Draghi: la ripresa è fragile ma c'è
Il Governatore della Bankitalia: la condotta monetaria della Bce resta «accomodante»
SEOUL - Anche se la ripresa economica sta diventando più ampia resta comunque fragile. E' l'opinione del Governatore della Banca d'Italia e presidente del Financial Stability Board Mario Draghi che da Seoul, dove sta partecipando a una conferenza organizzata dallo stesso Fsb e dal governo coreano in vista del vertice G20 di novembre, ha espresso cautela.
La ripresa, ha detto Draghi secondo quanto riporta l'agenzia Bloomberg, «è debole, fragile, disomogenea, ma c'è». E ha aggiunto che esistono rischi che lo sviluppo economico non si presenti «uniforme».

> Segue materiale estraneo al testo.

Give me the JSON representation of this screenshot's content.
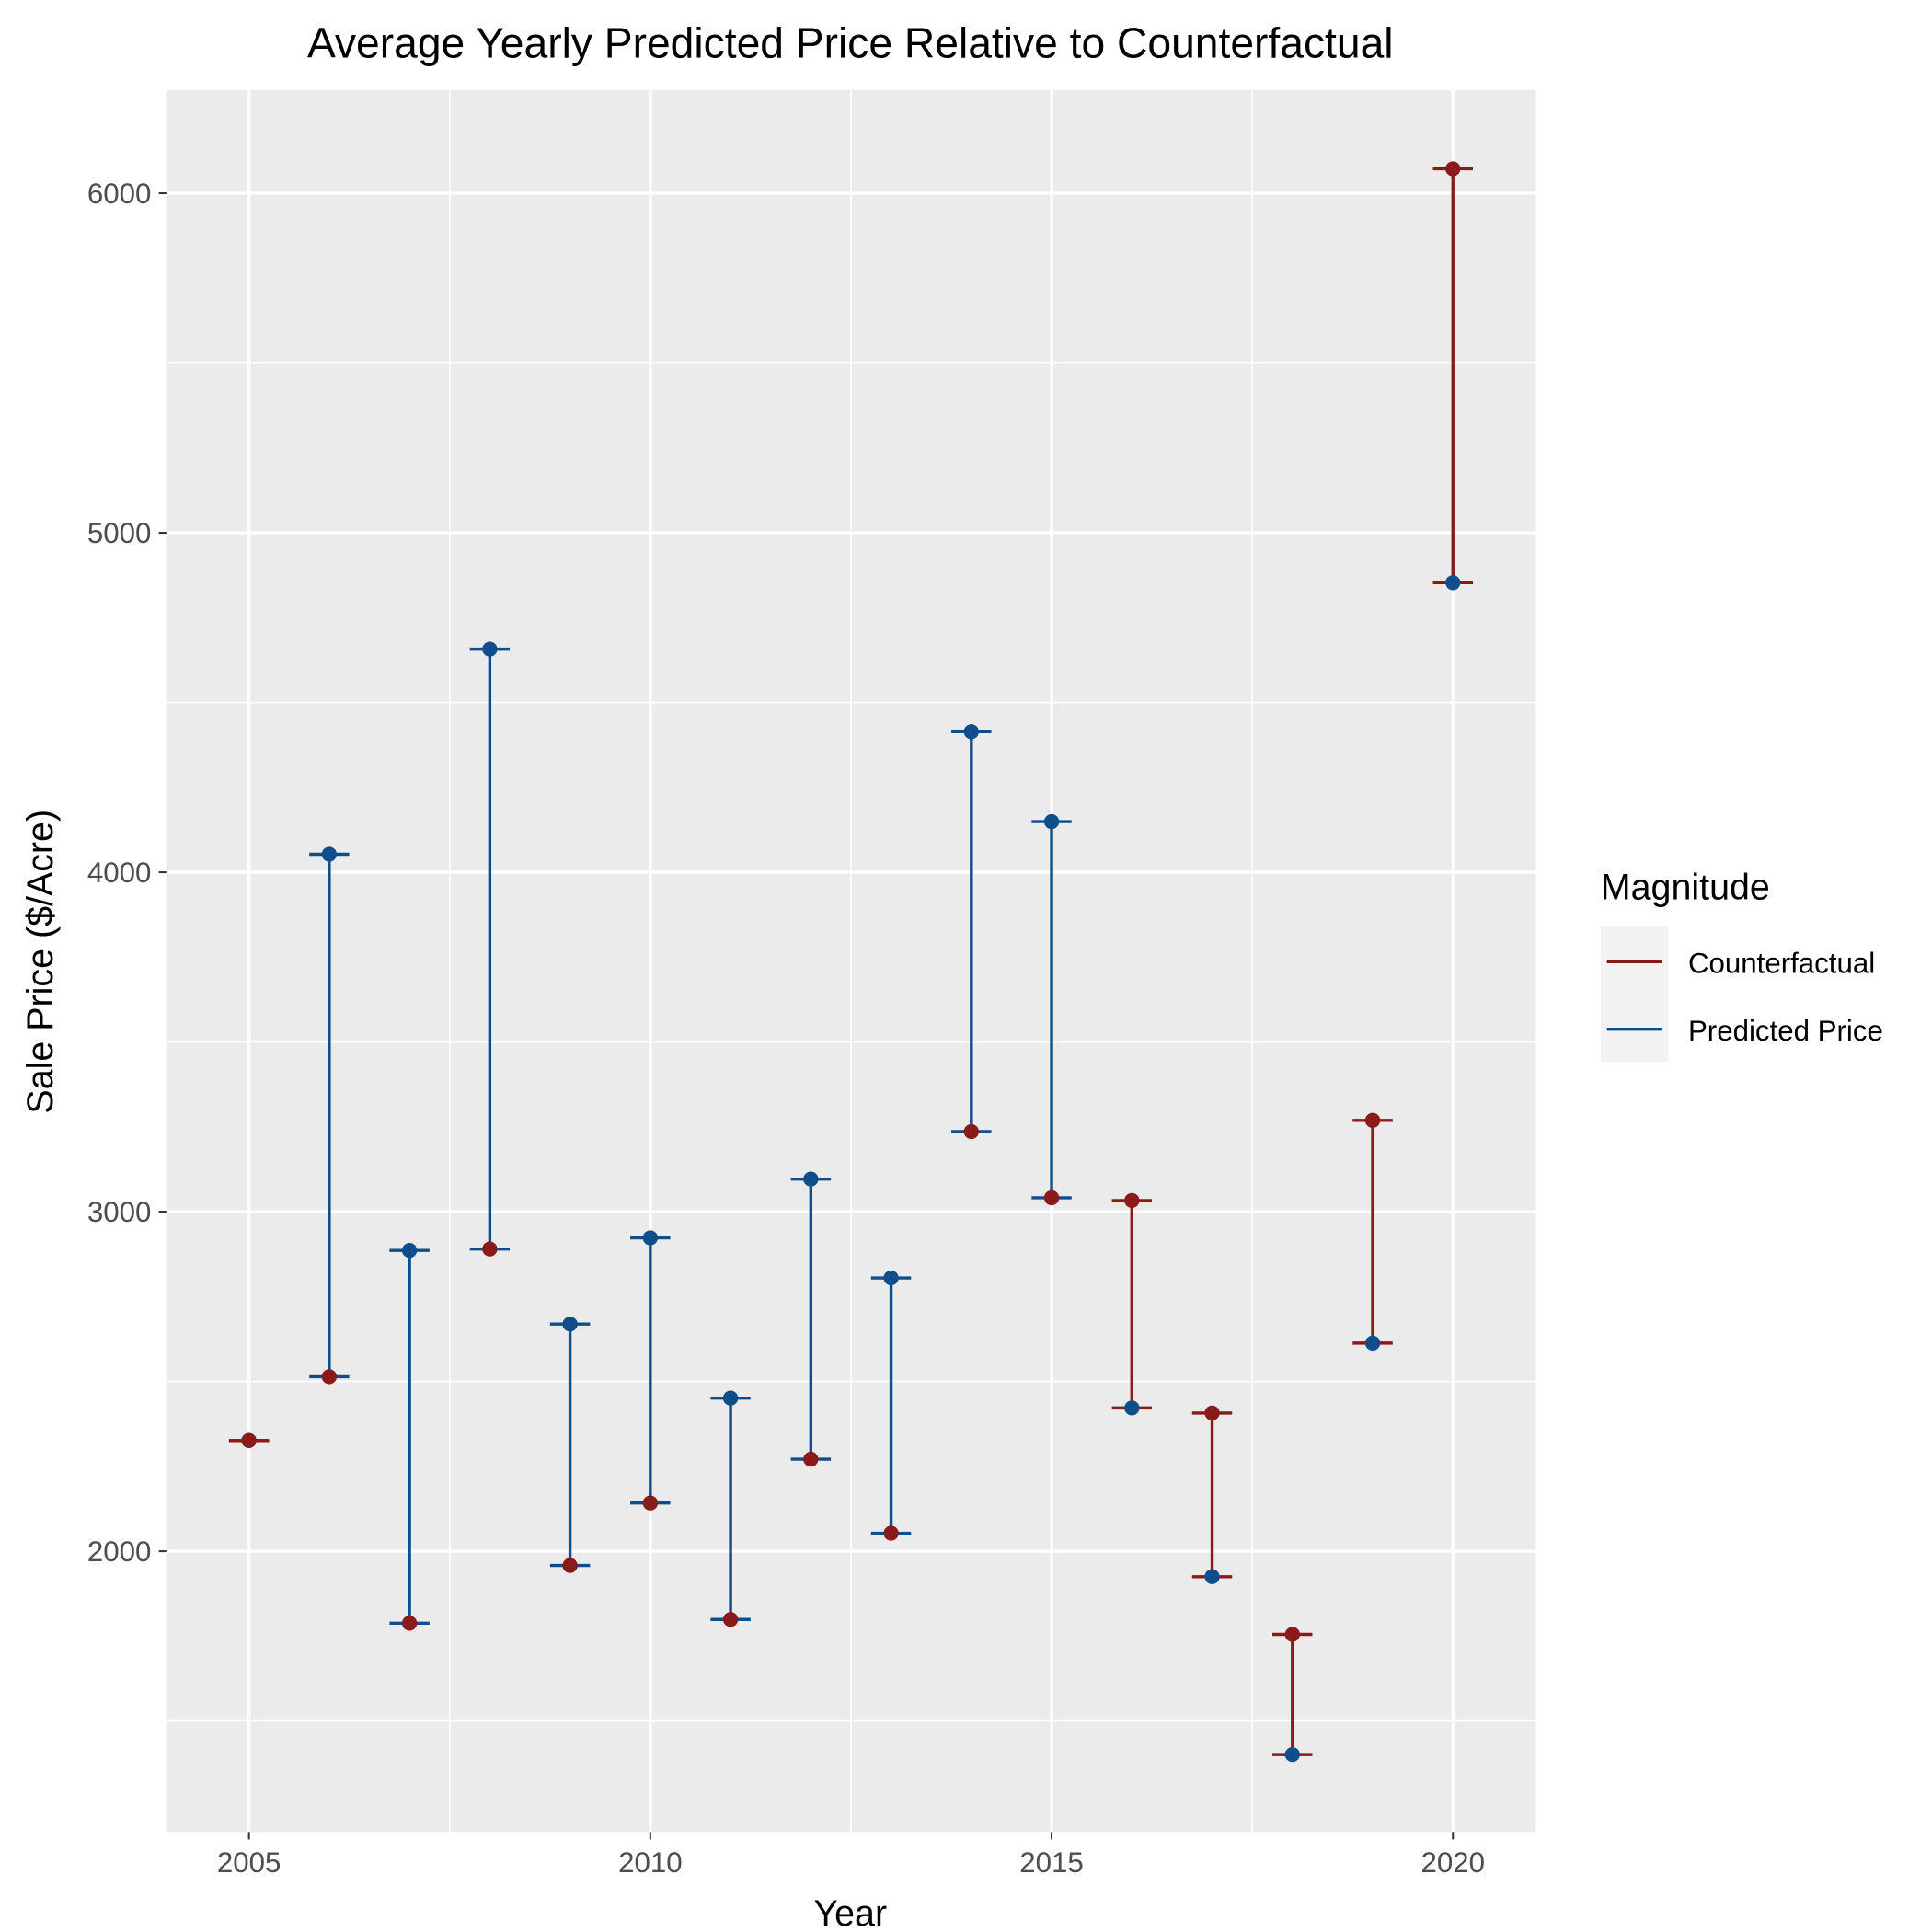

POLITICA MONETARIA - Draghi, che è anche membro del consiglio direttivo della Bce - che ieri ha deciso di lasciare i tassi invariati e di rialzare le previsioni di crescita della zona euro - ha poi aggiunto che la politica monetaria dell'istituto di Francoforte resta «accomodante». Attuare le riforme del mercato finanziario in modo che non mettano a rischio la ripresa economica è «essenziale», ha detto.